I did have to do errands within the next few days but got a ride due to the sun. I noticed that in the big store, things were at about 90%, when they were at 100% before distance-wise. I could see faces in detail, but not as well and not from a very far distance, and if I looked towards the end of an aisle, things were blurry and mildly ghosted. It wasn’t bad, but the first pair was better for distance hands down. Everything else seemed fine and I didn’t see multiples of things on shelves. I also could read the print on various items as long as it wasn’t too small.
Soon enough it got dark, and even though I wasn’t driving, my vision conked out again. The illuminated street signs were very ghosted, as was anything else that was lit up. I saw halos and had glare from the street lights and headlights of oncoming cars, but I figured this was due to my corneal opacities that cause images to further scatter.
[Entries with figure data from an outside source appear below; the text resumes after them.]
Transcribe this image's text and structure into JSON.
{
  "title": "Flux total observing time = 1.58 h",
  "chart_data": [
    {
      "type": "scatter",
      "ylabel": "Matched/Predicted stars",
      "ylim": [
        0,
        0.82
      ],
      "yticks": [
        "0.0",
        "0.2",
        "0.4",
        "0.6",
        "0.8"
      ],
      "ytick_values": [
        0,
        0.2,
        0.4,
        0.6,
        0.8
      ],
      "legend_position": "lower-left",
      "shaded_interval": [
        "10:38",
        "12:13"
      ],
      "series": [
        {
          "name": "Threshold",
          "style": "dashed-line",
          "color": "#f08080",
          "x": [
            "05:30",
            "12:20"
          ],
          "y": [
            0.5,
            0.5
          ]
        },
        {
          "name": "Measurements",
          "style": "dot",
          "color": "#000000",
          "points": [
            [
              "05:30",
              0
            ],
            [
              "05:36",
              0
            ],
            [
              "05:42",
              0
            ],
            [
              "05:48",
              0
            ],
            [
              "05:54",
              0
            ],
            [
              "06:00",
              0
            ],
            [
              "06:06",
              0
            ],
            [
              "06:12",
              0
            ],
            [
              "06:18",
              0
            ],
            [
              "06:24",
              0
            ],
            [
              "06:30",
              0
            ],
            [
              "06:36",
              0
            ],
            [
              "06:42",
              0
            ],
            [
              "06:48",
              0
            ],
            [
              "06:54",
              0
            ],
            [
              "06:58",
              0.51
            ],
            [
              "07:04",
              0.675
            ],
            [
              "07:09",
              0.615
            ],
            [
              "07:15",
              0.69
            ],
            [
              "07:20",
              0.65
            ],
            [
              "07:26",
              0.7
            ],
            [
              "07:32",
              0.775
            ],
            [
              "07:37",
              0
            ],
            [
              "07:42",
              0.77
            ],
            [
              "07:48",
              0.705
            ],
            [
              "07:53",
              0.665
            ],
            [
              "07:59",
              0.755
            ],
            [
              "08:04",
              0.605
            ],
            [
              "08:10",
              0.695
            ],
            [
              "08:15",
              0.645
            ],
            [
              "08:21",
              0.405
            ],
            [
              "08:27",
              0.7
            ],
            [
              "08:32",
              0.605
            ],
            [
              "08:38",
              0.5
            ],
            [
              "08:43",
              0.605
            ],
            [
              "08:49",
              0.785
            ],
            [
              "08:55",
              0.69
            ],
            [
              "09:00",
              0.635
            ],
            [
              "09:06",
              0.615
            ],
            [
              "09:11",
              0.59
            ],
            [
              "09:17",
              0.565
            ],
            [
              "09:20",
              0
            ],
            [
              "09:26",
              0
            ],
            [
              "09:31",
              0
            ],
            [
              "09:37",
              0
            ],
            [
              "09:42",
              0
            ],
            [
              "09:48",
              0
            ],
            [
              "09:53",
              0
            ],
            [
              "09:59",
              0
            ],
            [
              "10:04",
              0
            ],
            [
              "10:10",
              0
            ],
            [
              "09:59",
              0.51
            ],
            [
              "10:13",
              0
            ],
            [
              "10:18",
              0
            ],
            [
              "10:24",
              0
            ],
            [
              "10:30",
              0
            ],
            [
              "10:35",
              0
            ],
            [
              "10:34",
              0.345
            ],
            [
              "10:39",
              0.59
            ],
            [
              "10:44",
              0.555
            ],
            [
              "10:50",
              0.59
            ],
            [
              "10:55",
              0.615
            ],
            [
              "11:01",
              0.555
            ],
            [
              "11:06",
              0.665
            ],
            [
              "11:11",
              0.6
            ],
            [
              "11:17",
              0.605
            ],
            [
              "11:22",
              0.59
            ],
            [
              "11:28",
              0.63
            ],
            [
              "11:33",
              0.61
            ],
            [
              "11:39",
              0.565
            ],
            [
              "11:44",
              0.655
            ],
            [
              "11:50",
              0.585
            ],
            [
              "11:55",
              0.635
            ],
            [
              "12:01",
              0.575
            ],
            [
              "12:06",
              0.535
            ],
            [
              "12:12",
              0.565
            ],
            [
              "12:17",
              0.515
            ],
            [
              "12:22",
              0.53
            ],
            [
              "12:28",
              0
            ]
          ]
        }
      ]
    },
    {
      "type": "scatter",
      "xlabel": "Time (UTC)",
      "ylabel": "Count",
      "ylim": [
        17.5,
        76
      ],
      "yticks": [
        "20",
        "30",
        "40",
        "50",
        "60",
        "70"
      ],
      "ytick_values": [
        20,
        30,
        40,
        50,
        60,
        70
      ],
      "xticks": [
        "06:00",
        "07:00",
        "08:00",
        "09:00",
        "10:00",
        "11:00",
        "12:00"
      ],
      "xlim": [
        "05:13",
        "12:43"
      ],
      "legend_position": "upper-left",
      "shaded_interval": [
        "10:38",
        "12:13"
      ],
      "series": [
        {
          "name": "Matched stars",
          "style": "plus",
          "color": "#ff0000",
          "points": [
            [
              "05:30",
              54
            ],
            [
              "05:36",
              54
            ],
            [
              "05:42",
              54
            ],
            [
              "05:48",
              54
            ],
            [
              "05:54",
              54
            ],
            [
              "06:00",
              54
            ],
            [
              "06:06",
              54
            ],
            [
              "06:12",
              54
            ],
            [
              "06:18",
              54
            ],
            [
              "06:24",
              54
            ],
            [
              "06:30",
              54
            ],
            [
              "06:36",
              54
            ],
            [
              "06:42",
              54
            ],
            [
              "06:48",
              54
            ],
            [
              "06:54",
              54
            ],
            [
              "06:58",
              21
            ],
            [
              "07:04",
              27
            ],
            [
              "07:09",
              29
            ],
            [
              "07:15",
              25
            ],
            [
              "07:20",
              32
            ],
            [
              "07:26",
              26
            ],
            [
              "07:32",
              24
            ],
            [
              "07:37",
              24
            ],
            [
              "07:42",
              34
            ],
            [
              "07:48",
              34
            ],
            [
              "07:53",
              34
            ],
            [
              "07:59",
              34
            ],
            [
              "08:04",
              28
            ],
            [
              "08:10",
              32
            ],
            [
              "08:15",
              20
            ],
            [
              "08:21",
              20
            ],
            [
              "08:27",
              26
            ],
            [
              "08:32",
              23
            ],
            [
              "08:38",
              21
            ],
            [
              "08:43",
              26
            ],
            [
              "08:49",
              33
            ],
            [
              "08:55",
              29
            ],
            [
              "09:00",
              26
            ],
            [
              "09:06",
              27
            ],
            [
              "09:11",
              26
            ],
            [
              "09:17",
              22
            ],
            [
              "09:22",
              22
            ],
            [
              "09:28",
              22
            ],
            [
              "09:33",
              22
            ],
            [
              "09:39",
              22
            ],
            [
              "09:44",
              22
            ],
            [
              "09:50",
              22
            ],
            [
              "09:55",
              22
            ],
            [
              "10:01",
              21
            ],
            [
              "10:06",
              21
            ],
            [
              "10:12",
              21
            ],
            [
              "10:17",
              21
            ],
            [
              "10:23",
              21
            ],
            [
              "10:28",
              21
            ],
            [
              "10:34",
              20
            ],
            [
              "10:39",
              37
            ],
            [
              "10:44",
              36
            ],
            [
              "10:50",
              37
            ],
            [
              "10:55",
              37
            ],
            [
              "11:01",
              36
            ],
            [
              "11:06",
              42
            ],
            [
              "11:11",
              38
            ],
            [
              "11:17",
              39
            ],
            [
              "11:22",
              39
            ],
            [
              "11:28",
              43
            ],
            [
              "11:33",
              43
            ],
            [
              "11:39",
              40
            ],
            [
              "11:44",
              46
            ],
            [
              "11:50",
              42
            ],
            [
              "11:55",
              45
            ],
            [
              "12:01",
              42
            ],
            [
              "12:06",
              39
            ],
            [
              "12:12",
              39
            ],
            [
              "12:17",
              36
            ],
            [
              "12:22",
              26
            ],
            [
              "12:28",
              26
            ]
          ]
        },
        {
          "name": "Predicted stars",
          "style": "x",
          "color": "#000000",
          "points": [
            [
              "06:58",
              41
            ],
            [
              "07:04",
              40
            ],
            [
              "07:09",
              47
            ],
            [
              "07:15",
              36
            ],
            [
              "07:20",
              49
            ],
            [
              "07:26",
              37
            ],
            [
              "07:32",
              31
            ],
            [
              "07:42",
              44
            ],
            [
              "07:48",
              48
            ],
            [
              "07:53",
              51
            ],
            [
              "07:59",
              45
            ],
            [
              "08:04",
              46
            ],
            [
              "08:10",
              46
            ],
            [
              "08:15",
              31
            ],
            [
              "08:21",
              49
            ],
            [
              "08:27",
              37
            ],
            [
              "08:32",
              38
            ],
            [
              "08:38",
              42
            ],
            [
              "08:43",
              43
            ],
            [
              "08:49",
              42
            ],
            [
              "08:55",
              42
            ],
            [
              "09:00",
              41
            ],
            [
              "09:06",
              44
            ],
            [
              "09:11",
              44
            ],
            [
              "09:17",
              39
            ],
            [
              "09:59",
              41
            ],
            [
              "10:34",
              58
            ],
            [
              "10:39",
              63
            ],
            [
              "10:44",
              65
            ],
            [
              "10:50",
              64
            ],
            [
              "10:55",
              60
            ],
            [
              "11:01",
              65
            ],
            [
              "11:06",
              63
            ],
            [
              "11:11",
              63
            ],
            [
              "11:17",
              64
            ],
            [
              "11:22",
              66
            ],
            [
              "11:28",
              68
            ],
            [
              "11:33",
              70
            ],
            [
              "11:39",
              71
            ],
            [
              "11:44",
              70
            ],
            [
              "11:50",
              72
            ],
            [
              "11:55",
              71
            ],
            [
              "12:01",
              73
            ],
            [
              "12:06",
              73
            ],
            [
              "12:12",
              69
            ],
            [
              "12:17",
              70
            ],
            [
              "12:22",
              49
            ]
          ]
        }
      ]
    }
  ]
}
I decided that mildly worse far vision in exchange for better near vision and normal, TV vision was a fair trade. That would be the end of this story, except for that part about being contact lens intolerant. I have severely dry eyes due to numerous conditions and someone like me can’t wear contact lenses for more than 10 minutes, or really at all. The dryness is so painful that it can only be understood by sticking your eyes in front of a hairdryer non-stop. I’ve tried every artificial tear, and due to the contacts, they can’t be too viscous or they muck up the lenses. When I don’t wear the sclerals, I have lubricating ointment made of petroleum jelly and mineral oil in my eyes 24/7—what to do?
After seeing my doctor last week who agreed this was the best pair—fancy that—and that he couldn’t make my vision any better, as well as pointing out that irritating irony that I can only see with my sclerals, but am contact lens intolerant, he said he would research anything I could possibly use so that I can wear my sclerals every day and without issues. I really do appreciate a doctor in this city who will research anything, but I’m not holding out hope.
So, presuming my optometrist won’t be able to find the miracle cure as no one else has, I’m still left in the keratoconus ghost yard, aside from the 2 days or so that I’m forced to leave and wear my sclerals while pouring vials of artificial tears into my eyes every 10 minutes and swearing I’m going to rip my eyeballs out.